Your experience of Server app in an AD environment is pretty much standard in my experience. I've been involved in many mac AD integrations over the years at many different locations and I've seen similar behaviour time and time again. It also happened when WorkGroup Manager (the forerunner to Profile Manager) was used. I think its a 'feature' of the app and not likely to be changed any time soon. However I have some hope that Apple's next offering may, finally, change this behaviour and become the management tool many of us have wanted?
As far as I know there is no 'cure'. However there are a few things you should be aware of that may help? First question is what tld does your AD domain use? If its .local then you're on a loser already. As it happens, Server App/Profile Manager reliability in reading AD groups tends to be worse when internal DNS Services are based around .local. This is the main reason why I've seen this behaviour time and time again over the years. Other reasons (again DNS based) could be related to IPv6. If your AD domain is not using IPv6 then disable it on all your macs, especially the mac server. How do you disable it? Launch terminal and issue this command:
sudo networksetup -setV6off Ethernet
sudo networksetup -setV6off Wi-Fi
The above is for wired and wireless network connections. If it was me I would not use macs over Wi-Fi for anything meaningful in an AD environment. Too flakey. If you're not using Wi-Fi then don't run the second command. Finally heavily proxied networks can also cause problems. If you can add the mac server to a proxy whitelist then do so as it can alleviate the problem, sometimes. OS X (and especially Profile Manager) does play well generally behind a proxy.

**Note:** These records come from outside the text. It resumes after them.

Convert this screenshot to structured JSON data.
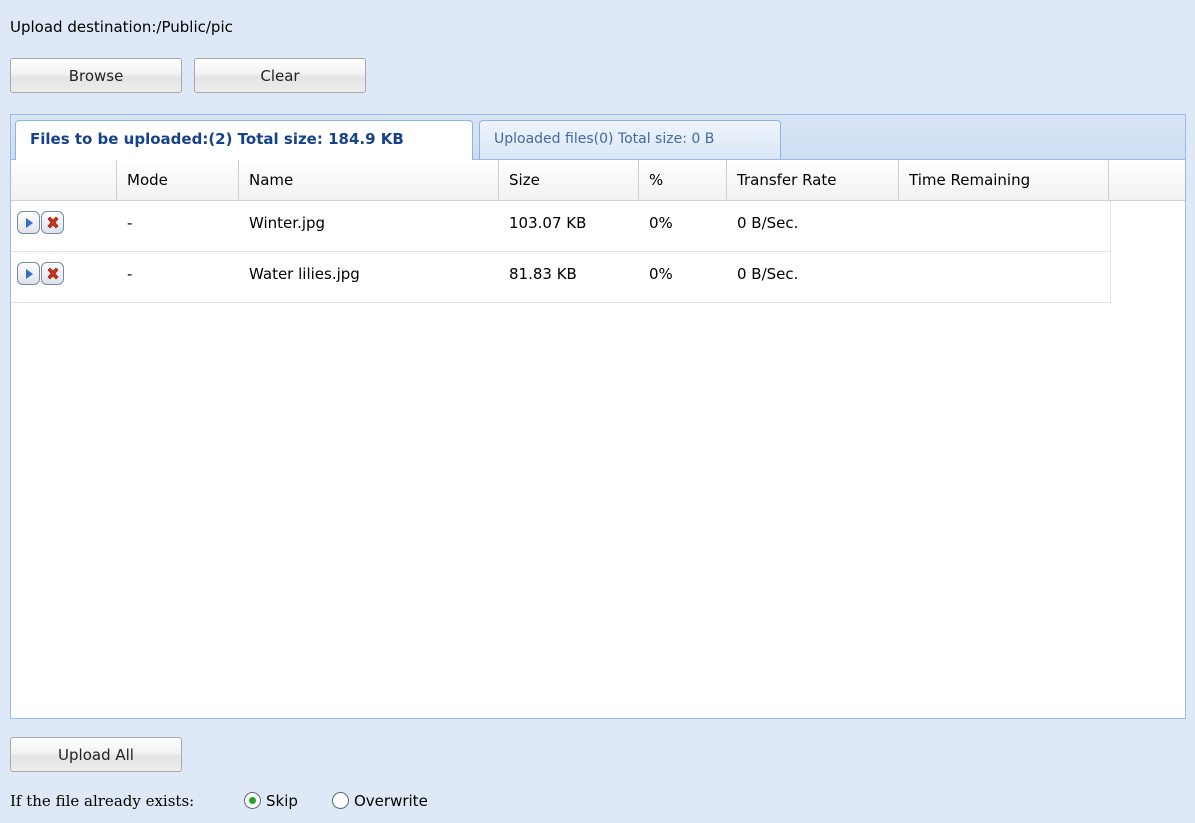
{
  "upload_destination": "Upload destination:/Public/pic",
  "toolbar": {
    "browse_label": "Browse",
    "clear_label": "Clear"
  },
  "tabs": [
    {
      "label": "Files to be uploaded:(2) Total size: 184.9 KB",
      "active": true
    },
    {
      "label": "Uploaded files(0) Total size: 0 B",
      "active": false
    }
  ],
  "table": {
    "columns": [
      "Mode",
      "Name",
      "Size",
      "%",
      "Transfer Rate",
      "Time Remaining"
    ],
    "rows": [
      {
        "mode": "-",
        "name": "Winter.jpg",
        "size": "103.07 KB",
        "percent": "0%",
        "transfer_rate": "0 B/Sec.",
        "time_remaining": ""
      },
      {
        "mode": "-",
        "name": "Water lilies.jpg",
        "size": "81.83 KB",
        "percent": "0%",
        "transfer_rate": "0 B/Sec.",
        "time_remaining": ""
      }
    ],
    "row_actions": [
      "play-icon",
      "delete-icon"
    ]
  },
  "upload_all_label": "Upload All",
  "exists_option": {
    "label": "If the file already exists:",
    "options": [
      {
        "label": "Skip",
        "selected": true
      },
      {
        "label": "Overwrite",
        "selected": false
      }
    ]
  },
  "colors": {
    "background": "#dfe8f6",
    "active_tab_text": "#15428b",
    "panel_border": "#99bbe8",
    "radio_selected": "#27a02c",
    "delete_icon": "#d2301a",
    "play_icon": "#2f6fc4"
  }
}
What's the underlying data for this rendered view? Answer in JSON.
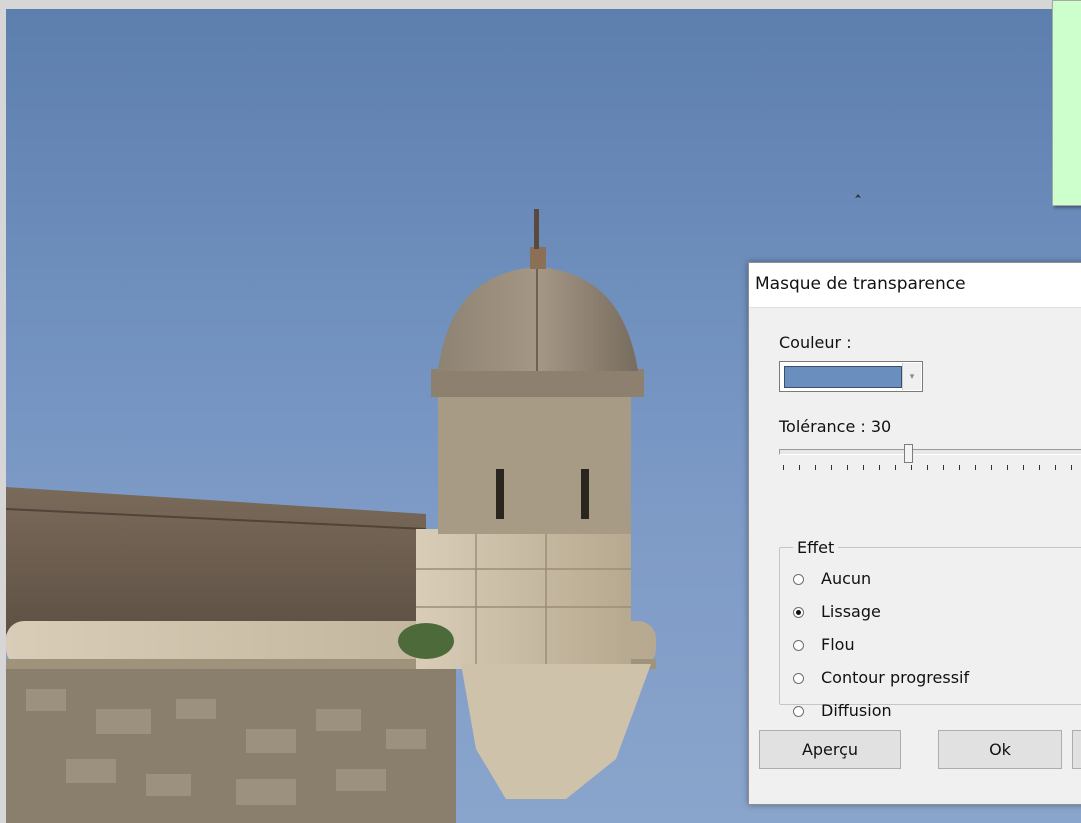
{
  "dialog": {
    "title": "Masque de transparence",
    "color_label": "Couleur :",
    "color_value": "#6a8fbf",
    "tolerance_label": "Tolérance : 30",
    "tolerance_value": 30,
    "effect_group_label": "Effet",
    "effects": [
      {
        "label": "Aucun",
        "checked": false
      },
      {
        "label": "Lissage",
        "checked": true
      },
      {
        "label": "Flou",
        "checked": false
      },
      {
        "label": "Contour progressif",
        "checked": false
      },
      {
        "label": "Diffusion",
        "checked": false
      }
    ],
    "buttons": {
      "preview_label": "Aperçu",
      "ok_label": "Ok"
    }
  },
  "colors": {
    "note_background": "#ccffcc",
    "dialog_background": "#f0f0f0",
    "sky": "#6f8fbd"
  }
}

Not seeing the Groups is not really a show stopper and provided you can 'see' groups in the way you already do and you can list them in dscl (a command line utility) or Directory Utility then you should be OK? However its not great if you're trying to apply policies at group level. What I normally do is manage the devices directly instead or create a Group (this would be an OD group) within the Server App, search for desired AD groups and when they appear add them to the OD group. Basically you're nesting AD groups within a single OD group. First time a user within the AD group logs in, they'll pull the relevant policy you've assigned to the OD group and this will be cached locally on the mac workstation they log into. This will stay with that workstation so the next time they log in they'll get the same policies irrespective of whether the Server App can 'see' AD groups or not. In my experience this tends to work when users move from mac workstation to mac workstation.
None of the above may be applicable to your situation and none of it may be useful, but its something you can easily try and in my experience it helps. You've nothing to lose at any rate.